Ela afirma que noutros tempos, se tivesse que tomar uma atitude como esta, e se conseguisse a coragem para sair do carro, teria andando atônita e às cegas pelas ruas, chorando e se sentindo miserável, porém, não naquela hora. Ela entendia que o problema do Mike era dele, e ele, e não ela, teria de resolvê-lo. Ela não era responsável pelo seu chilique e birra.

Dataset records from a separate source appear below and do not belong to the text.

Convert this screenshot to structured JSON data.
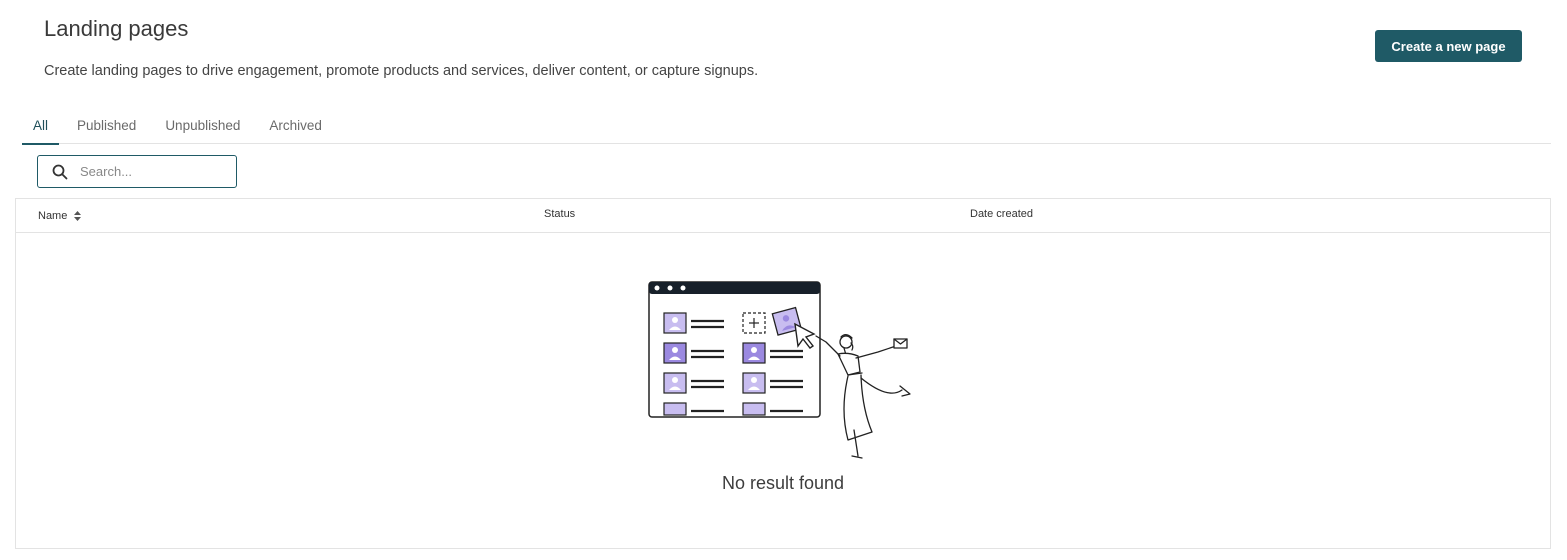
{
  "header": {
    "title": "Landing pages",
    "description": "Create landing pages to drive engagement, promote products and services, deliver content, or capture signups.",
    "create_button": "Create a new page"
  },
  "tabs": [
    {
      "label": "All",
      "active": true
    },
    {
      "label": "Published",
      "active": false
    },
    {
      "label": "Unpublished",
      "active": false
    },
    {
      "label": "Archived",
      "active": false
    }
  ],
  "search": {
    "placeholder": "Search...",
    "value": ""
  },
  "table": {
    "columns": [
      "Name",
      "Status",
      "Date created"
    ],
    "rows": [],
    "empty_message": "No result found"
  },
  "colors": {
    "accent": "#1f5a66",
    "illustration_purple": "#9b89e0"
  }
}
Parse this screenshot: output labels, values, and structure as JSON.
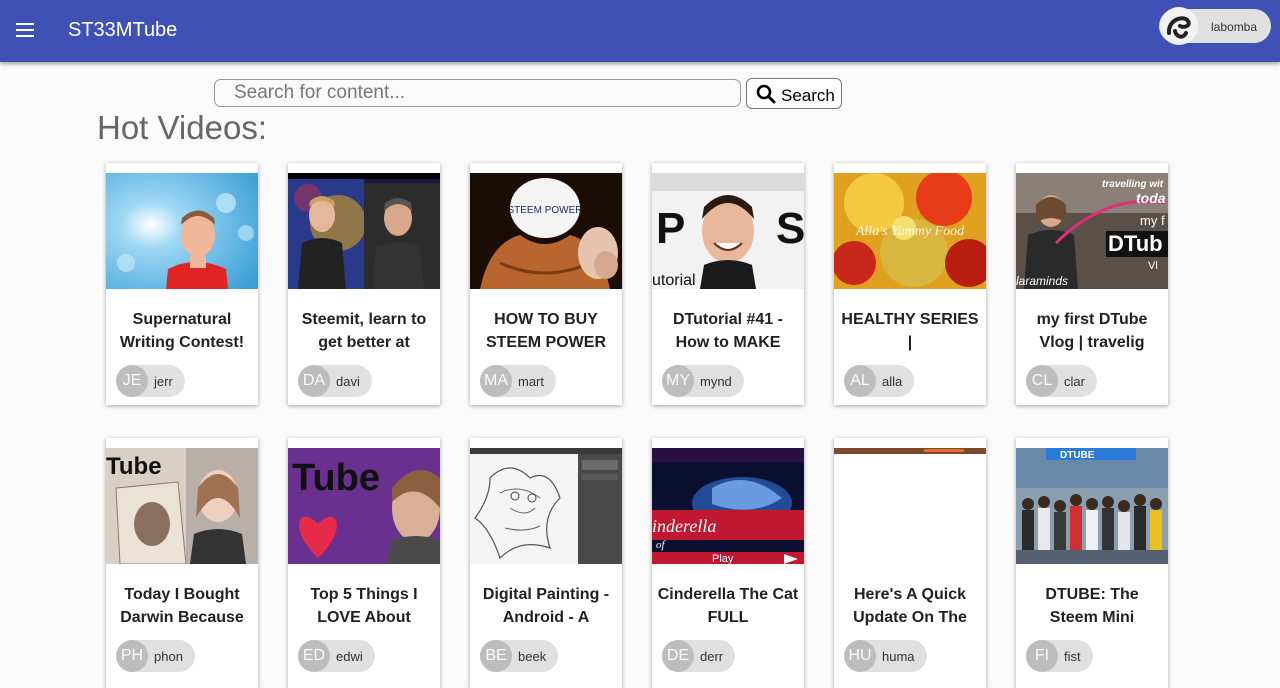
{
  "app": {
    "title": "ST33MTube"
  },
  "user": {
    "name": "labomba"
  },
  "search": {
    "placeholder": "Search for content...",
    "button_label": "Search"
  },
  "section_title": "Hot Videos:",
  "videos": [
    {
      "title": "Supernatural Writing Contest!",
      "author_initials": "JE",
      "author": "jerr"
    },
    {
      "title": "Steemit, learn to get better at",
      "author_initials": "DA",
      "author": "davi"
    },
    {
      "title": "HOW TO BUY STEEM POWER",
      "author_initials": "MA",
      "author": "mart"
    },
    {
      "title": "DTutorial #41 - How to MAKE",
      "author_initials": "MY",
      "author": "mynd"
    },
    {
      "title": "HEALTHY SERIES |",
      "author_initials": "AL",
      "author": "alla"
    },
    {
      "title": "my first DTube Vlog | travelig",
      "author_initials": "CL",
      "author": "clar"
    },
    {
      "title": "Today I Bought Darwin Because",
      "author_initials": "PH",
      "author": "phon"
    },
    {
      "title": "Top 5 Things I LOVE About",
      "author_initials": "ED",
      "author": "edwi"
    },
    {
      "title": "Digital Painting - Android - A",
      "author_initials": "BE",
      "author": "beek"
    },
    {
      "title": "Cinderella The Cat FULL",
      "author_initials": "DE",
      "author": "derr"
    },
    {
      "title": "Here's A Quick Update On The",
      "author_initials": "HU",
      "author": "huma"
    },
    {
      "title": "DTUBE: The Steem Mini",
      "author_initials": "FI",
      "author": "fist"
    }
  ],
  "thumb_text": {
    "steem_power": "STEEM POWER",
    "tutorial": "utorial",
    "food": "Alla's Yummy Food",
    "travel_1": "travelling wit",
    "travel_2": "toda",
    "travel_3": "my f",
    "travel_4": "DTub",
    "travel_5": "Vl",
    "travel_6": "laraminds",
    "tube_a": "Tube",
    "tube_b": "Tube",
    "cinderella": "inderella",
    "cinderella_2": "of",
    "play": "Play",
    "dtube_sign": "DTUBE"
  },
  "colors": {
    "appbar": "#3f51b5",
    "chip": "#e0e0e0",
    "avatar": "#bdbdbd"
  }
}
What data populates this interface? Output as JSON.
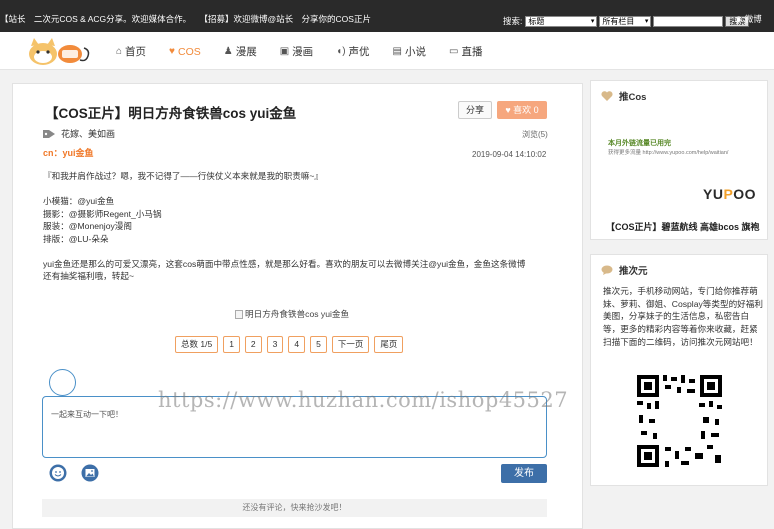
{
  "topbar": {
    "ticker": [
      "【站长",
      "二次元COS & ACG分享。欢迎媒体合作。",
      "【招募】欢迎微博@站长",
      "分享你的COS正片"
    ],
    "search_label": "搜索:",
    "select_field": "标题",
    "select_column": "所有栏目",
    "search_button": "搜索",
    "weibo": "微博"
  },
  "nav": {
    "items": [
      {
        "label": "首页",
        "icon": "home-icon"
      },
      {
        "label": "COS",
        "icon": "heart-icon"
      },
      {
        "label": "漫展",
        "icon": "group-icon"
      },
      {
        "label": "漫画",
        "icon": "picture-icon"
      },
      {
        "label": "声优",
        "icon": "volume-icon"
      },
      {
        "label": "小说",
        "icon": "book-icon"
      },
      {
        "label": "直播",
        "icon": "monitor-icon"
      }
    ],
    "active_index": 1
  },
  "article": {
    "title": "【COS正片】明日方舟食铁兽cos yui金鱼",
    "share_label": "分享",
    "like_label": "喜欢 0",
    "tags": "花嫁、美如画",
    "views": "浏览(5)",
    "author": "cn：yui金鱼",
    "date": "2019-09-04 14:10:02",
    "quote": "『和我并肩作战过？嗯，我不记得了——行侠仗义本来就是我的职责嘛~』",
    "credits": [
      "小模猫：@yui金鱼",
      "摄影：@摄影师Regent_小马锅",
      "服装：@Monenjoy漫阁",
      "排版：@LU-朵朵"
    ],
    "paragraph_1": "yui金鱼还是那么的可爱又漂亮，这套cos萌面中带点性感，就是那么好看。喜欢的朋友可以去微博关注@yui金鱼，金鱼这条微博",
    "paragraph_2": "还有抽奖福利哦，转起~",
    "image_alt": "明日方舟食铁兽cos yui金鱼"
  },
  "pager": {
    "total": "总数 1/5",
    "pages": [
      "1",
      "2",
      "3",
      "4",
      "5"
    ],
    "next": "下一页",
    "last": "尾页"
  },
  "comments": {
    "placeholder": "一起来互动一下吧！",
    "publish": "发布",
    "empty": "还没有评论，快来抢沙发吧！"
  },
  "watermark": "https://www.huzhan.com/ishop45527",
  "sidebar": {
    "card1": {
      "title": "推Cos",
      "ad_title": "本月外链流量已用完",
      "ad_sub": "获得更多流量 http://www.yupoo.com/help/waitian/",
      "ad_brand_a": "YU",
      "ad_brand_b": "P",
      "ad_brand_c": "OO",
      "link": "【COS正片】碧蓝航线 高雄bcos 旗袍"
    },
    "card2": {
      "title": "推次元",
      "description": "推次元，手机移动网站，专门给你推荐萌妹、萝莉、御姐、Cosplay等类型的好福利美图，分享妹子的生活信息，私密告白等，更多的精彩内容等着你来收藏，赶紧扫描下面的二维码，访问推次元网站吧！"
    }
  },
  "colors": {
    "accent": "#f28b3b",
    "like": "#f6a77e",
    "primary": "#3d6fa8",
    "topbar": "#2a2a2a"
  }
}
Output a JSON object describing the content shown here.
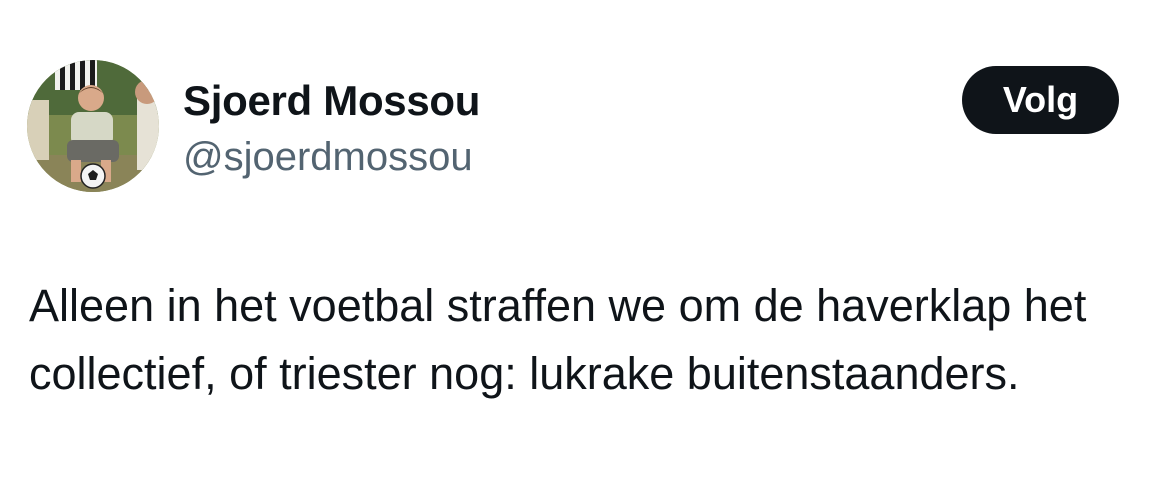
{
  "tweet": {
    "author": {
      "display_name": "Sjoerd Mossou",
      "handle": "@sjoerdmossou",
      "avatar_icon": "avatar-photo"
    },
    "follow_label": "Volg",
    "text": "Alleen in het voetbal straffen we om de haverklap het collectief, of triester nog: lukrake buitenstaanders."
  },
  "colors": {
    "text": "#0f1419",
    "secondary_text": "#536471",
    "button_background": "#0f1419",
    "button_text": "#ffffff",
    "background": "#ffffff"
  }
}
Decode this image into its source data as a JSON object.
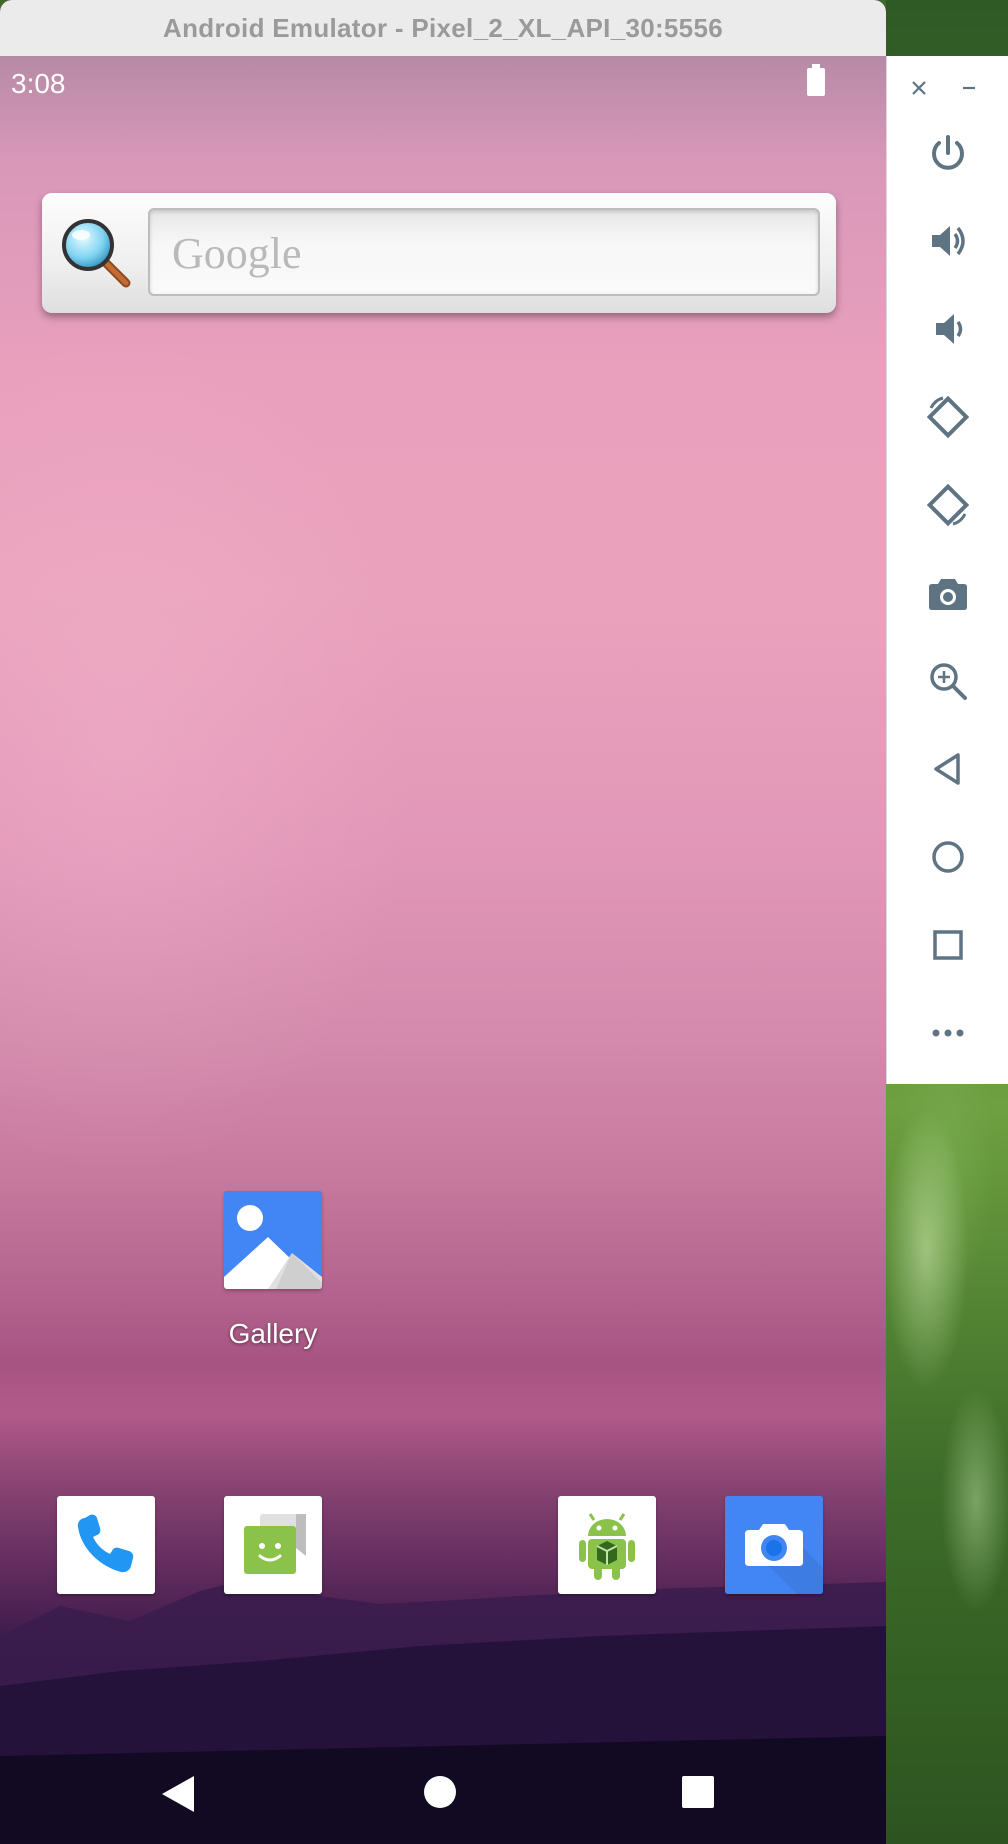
{
  "window": {
    "title": "Android Emulator - Pixel_2_XL_API_30:5556"
  },
  "status_bar": {
    "time": "3:08",
    "battery_icon": "battery-full-icon"
  },
  "search_widget": {
    "placeholder": "Google",
    "icon": "magnifier-icon"
  },
  "home": {
    "apps": [
      {
        "label": "Gallery",
        "icon": "gallery-icon"
      }
    ],
    "dock": [
      {
        "icon": "phone-icon"
      },
      {
        "icon": "messaging-icon"
      },
      {
        "icon": "android-robot-icon"
      },
      {
        "icon": "camera-icon"
      }
    ]
  },
  "nav_bar": {
    "back": "back-triangle-icon",
    "home": "home-circle-icon",
    "recents": "recents-square-icon"
  },
  "toolbar": {
    "items": [
      "close-icon",
      "minimize-icon",
      "power-icon",
      "volume-up-icon",
      "volume-down-icon",
      "rotate-left-icon",
      "rotate-right-icon",
      "screenshot-camera-icon",
      "zoom-icon",
      "back-icon",
      "home-icon",
      "overview-icon",
      "more-icon"
    ]
  },
  "colors": {
    "accent_blue": "#4285f4",
    "toolbar_icon": "#5f7482"
  }
}
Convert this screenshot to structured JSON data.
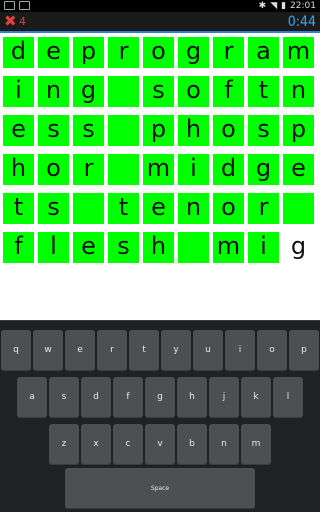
{
  "status_bar": {
    "left_icons": [
      "notification-icon",
      "image-icon"
    ],
    "time": "22:01",
    "icons": [
      "bluetooth-icon",
      "wifi-icon",
      "battery-icon"
    ]
  },
  "action_bar": {
    "miss_icon": "close-x-icon",
    "miss_count": "4",
    "timer": "0:44",
    "colors": {
      "miss": "#e04040",
      "timer": "#33aaff",
      "rule": "#2c7fd4"
    }
  },
  "puzzle": {
    "cell_color": "#00ff00",
    "rows": [
      [
        "d",
        "e",
        "p",
        "r",
        "o",
        "g",
        "r",
        "a",
        "m"
      ],
      [
        "i",
        "n",
        "g",
        "",
        "s",
        "o",
        "f",
        "t",
        "n"
      ],
      [
        "e",
        "s",
        "s",
        "",
        "p",
        "h",
        "o",
        "s",
        "p"
      ],
      [
        "h",
        "o",
        "r",
        "",
        "m",
        "i",
        "d",
        "g",
        "e"
      ],
      [
        "t",
        "s",
        "",
        "t",
        "e",
        "n",
        "o",
        "r",
        ""
      ],
      [
        "f",
        "l",
        "e",
        "s",
        "h",
        "",
        "m",
        "i",
        "g"
      ]
    ],
    "empty_white": [
      [
        5,
        8
      ]
    ]
  },
  "keyboard": {
    "row1": [
      "q",
      "w",
      "e",
      "r",
      "t",
      "y",
      "u",
      "i",
      "o",
      "p"
    ],
    "row2": [
      "a",
      "s",
      "d",
      "f",
      "g",
      "h",
      "j",
      "k",
      "l"
    ],
    "row3": [
      "z",
      "x",
      "c",
      "v",
      "b",
      "n",
      "m"
    ],
    "space_label": "Space"
  }
}
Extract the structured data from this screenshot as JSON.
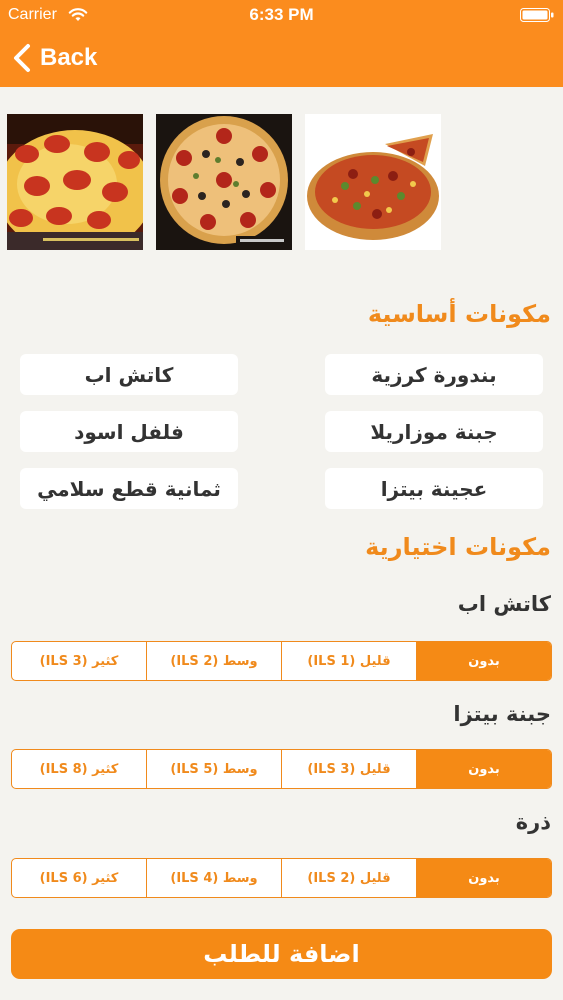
{
  "status_bar": {
    "carrier": "Carrier",
    "time": "6:33 PM"
  },
  "nav": {
    "back_label": "Back"
  },
  "gallery": {
    "images": [
      "pizza-pepperoni-slice",
      "pizza-pepperoni-olive",
      "pizza-supreme-slice"
    ]
  },
  "basic_ingredients": {
    "title": "مكونات أساسية",
    "items": [
      "بندورة كرزية",
      "كاتش اب",
      "جبنة موزاريلا",
      "فلفل اسود",
      "عجينة بيتزا",
      "ثمانية قطع سلامي"
    ]
  },
  "optional_ingredients": {
    "title": "مكونات اختيارية",
    "groups": [
      {
        "label": "كاتش اب",
        "options": [
          "بدون",
          "قليل (ILS 1)",
          "وسط (ILS 2)",
          "كثير (ILS 3)"
        ],
        "selected_index": 0
      },
      {
        "label": "جبنة بيتزا",
        "options": [
          "بدون",
          "قليل (ILS 3)",
          "وسط (ILS 5)",
          "كثير (ILS 8)"
        ],
        "selected_index": 0
      },
      {
        "label": "ذرة",
        "options": [
          "بدون",
          "قليل (ILS 2)",
          "وسط (ILS 4)",
          "كثير (ILS 6)"
        ],
        "selected_index": 0
      }
    ]
  },
  "add_button_label": "اضافة للطلب",
  "colors": {
    "accent": "#fb8c1e",
    "background": "#f4f3ef",
    "chip": "#ffffff"
  }
}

Voltou para casa rindo da bizarra situação mas sentindo-se absolutamente livre. Estava radiante por não ter que ficar encolhida, sentindo-se ameaçada e se justificando. Não sentia necessidade de acalmá-lo nem de tentar dar alguma racionalidade para suas alteradas emoções. Ele não era, em última instância, sua responsabilidade. Ela não sabia o que ele faria, se ainda continuaria sendo seu marido, ou se voltaria para casa aquela noite, e se voltasse, que reações teria, mas no fundo, ela não se importava. Não era sua responsabilidade.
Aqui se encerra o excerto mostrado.